Within hours of U.S. military strikes on Venezuela and the capture of its leader, Nicolas Maduro, President Trump proclaimed that “very large United States oil companies would go in, spend billions of dollars, fix the badly broken infrastructure, and start making money for the country.”
Indeed, at no point during this exercise has there been any attempt to deny that control of Venezuela’s oil (or “our oil” as Trump once described it) is a major force motivating administration actions.
One irony here is that even as the White House is proudly embracing fossil-fuel imperialism in global oil, the markets are vastly different. Back in the 1970's and again in the early 2000's, the U.S. was the world’s biggest oil importer, leading to vicious spirals of higher crude prices and a weaker dollar as oil exporters feared they were being paid in a rapidly depreciating currency and sought other assets.
However, the U.S. is now the world’s biggest producer, and the world is sufficiently awash in oil so much that the price of benchmark Brent Crude was close to five-year lows late last week at about $60 a barrel. Conversely, the spike in oil prices to $120 per barrel right after the Russian invasion of Ukraine in 2022 saw the dollar strengthen dramatically against the yen and especially the euro. Markets reasoned that besides geopolitics, greater self sufficiency in energy also favored the U.S. over its developed market peers.
In other words, the U.S. geoeconomic position in energy has come a long way since the early 2000s and already has many of the attributes that control over Venezuelan oil would supposedly bolster.
Meanwhile, the combination of supply-demand dynamics in global oil markets and the scale of investment required to restore Venezuela’s oil production has made major oil companies wary about the opportunities supposedly being handed to them. They are unsure about the economics of sinking tens of billions of dollars over several years to restore dilapidated drilling infrastructure in a country that might have the world’s largest oil reserves, but this oil is also expensive to extract and process.
One report has suggested that the administration is telling oil companies that if they want compensation for assets nationalized by Venezuela, they will have to commit to making substantial investments in restoring the country’s oil infrastructure. In effect, private U.S. oil majors are being asked to act in Venezuela more like the state-owned-enterprises elsewhere that play a huge part in global oil production, often disregarding near-term profitability in the service of maintaining or expanding production for political, fiscal, or geopolitical goals.
But it is unclear how much tolerance Wall Street would have for such a posture from energy firms, particularly after the shale industry’s cumulative losses in the 2010s ran close to half a trillion dollars. In this decade, financial markets have been looking for “capital discipline” from oil companies.
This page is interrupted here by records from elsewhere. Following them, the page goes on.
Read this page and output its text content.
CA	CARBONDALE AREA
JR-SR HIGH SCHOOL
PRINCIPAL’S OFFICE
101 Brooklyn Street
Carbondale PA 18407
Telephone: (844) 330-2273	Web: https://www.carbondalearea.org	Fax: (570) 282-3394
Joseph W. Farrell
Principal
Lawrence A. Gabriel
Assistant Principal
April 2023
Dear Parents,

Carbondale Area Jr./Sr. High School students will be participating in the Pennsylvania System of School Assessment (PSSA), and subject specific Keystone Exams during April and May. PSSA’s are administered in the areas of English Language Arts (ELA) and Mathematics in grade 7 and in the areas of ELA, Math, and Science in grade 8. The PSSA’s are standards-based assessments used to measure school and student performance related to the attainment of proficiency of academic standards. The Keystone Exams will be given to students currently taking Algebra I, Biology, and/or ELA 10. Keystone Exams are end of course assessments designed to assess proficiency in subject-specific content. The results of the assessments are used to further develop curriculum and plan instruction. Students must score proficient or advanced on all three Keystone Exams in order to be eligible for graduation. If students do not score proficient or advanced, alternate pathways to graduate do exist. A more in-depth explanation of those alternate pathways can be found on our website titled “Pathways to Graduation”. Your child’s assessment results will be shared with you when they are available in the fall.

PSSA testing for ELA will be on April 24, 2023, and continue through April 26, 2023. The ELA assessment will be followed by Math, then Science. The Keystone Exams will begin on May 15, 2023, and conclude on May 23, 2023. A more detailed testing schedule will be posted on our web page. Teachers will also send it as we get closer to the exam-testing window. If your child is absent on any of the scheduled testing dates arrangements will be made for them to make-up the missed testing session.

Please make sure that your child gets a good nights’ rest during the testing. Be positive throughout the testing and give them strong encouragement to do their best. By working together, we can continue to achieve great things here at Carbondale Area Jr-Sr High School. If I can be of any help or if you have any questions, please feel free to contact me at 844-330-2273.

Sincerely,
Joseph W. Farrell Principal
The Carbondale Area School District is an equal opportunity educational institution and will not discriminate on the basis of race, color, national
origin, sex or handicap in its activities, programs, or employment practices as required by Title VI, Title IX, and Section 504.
More broadly, it seems as though the geopolitical and economic goals of the administration might not be entirely consistent, particularly when it comes to domestic and foreign oil markets. It rejoices over low gasoline prices, and hopes that the overthrow of Maduro in Venezuela will eventually lead to increased production anchored by American companies in that country. At the same time, the White House wants domestic U.S. oil production to rise as well, as expressed by the “drill, baby drill” slogan.
However, good prices for consumers are not necessarily the same thing as good prices for commercially motivated producers, who may react by curtailing investment, i.e., by planning to drill less rather than more. For such producers, the critical threshold is the “break even price,” which has been estimated at an average of about $60 per barrel for American shale. All this is occurring against a backdrop of global oil supply growing faster than demand, with the International Energy Agency projecting global supply increases of 3 million barrels a day in 2025 and a further 2.4 million in 2026, against demand increases of only 830,000 barrels in 2025 and 860,000 in 2026.
The events in Venezuela also suggest other issues that stem from the widely remarked centrality of the Western Hemisphere in the administration’s National Security Strategy. One of the administration’s goals is to install friendly regimes in resource-rich countries (the latter is a description that applies to much of Latin America) to enable both privileged American use of resources and the ability to deny those to competitors.
But this is where issues of the political economy of South America may come into play. The region has in the last few decades seen democratic alternation between left and right wing populisms in several countries, spurred by popular discontent at long-term economic disappointment punctuated by intermittent financial crises. This is arguably in good part a result of excessive reliance on commodity exports (something undoubtedly true of Venezuela, where oil is practically the only export), and the boom-bust cycles associated with the sector.
Electoral cycles in the region currently appear to favor the right (or parties more congenial to Washington), as seen in Bolivia, but there is little guarantee of a structural break in this political pattern as long as the structure of South American economies does not move beyond a dependence on commodity exports. Thus, it is possible that even a “successful” removal of Maduro does not deliver the economic and political transformation needed for the longer-term stability that American investors seek. And the Trump administration’s approach to Venezuela (and the region at large) seems to show little recognition of this.
The economic motivations behind the military intervention in Venezuela thus seem contradictory, grounded in a misunderstanding of America’s role in global energy markets, and oblivious to a central problem of political economy in South America — the continent’s commodity dependence.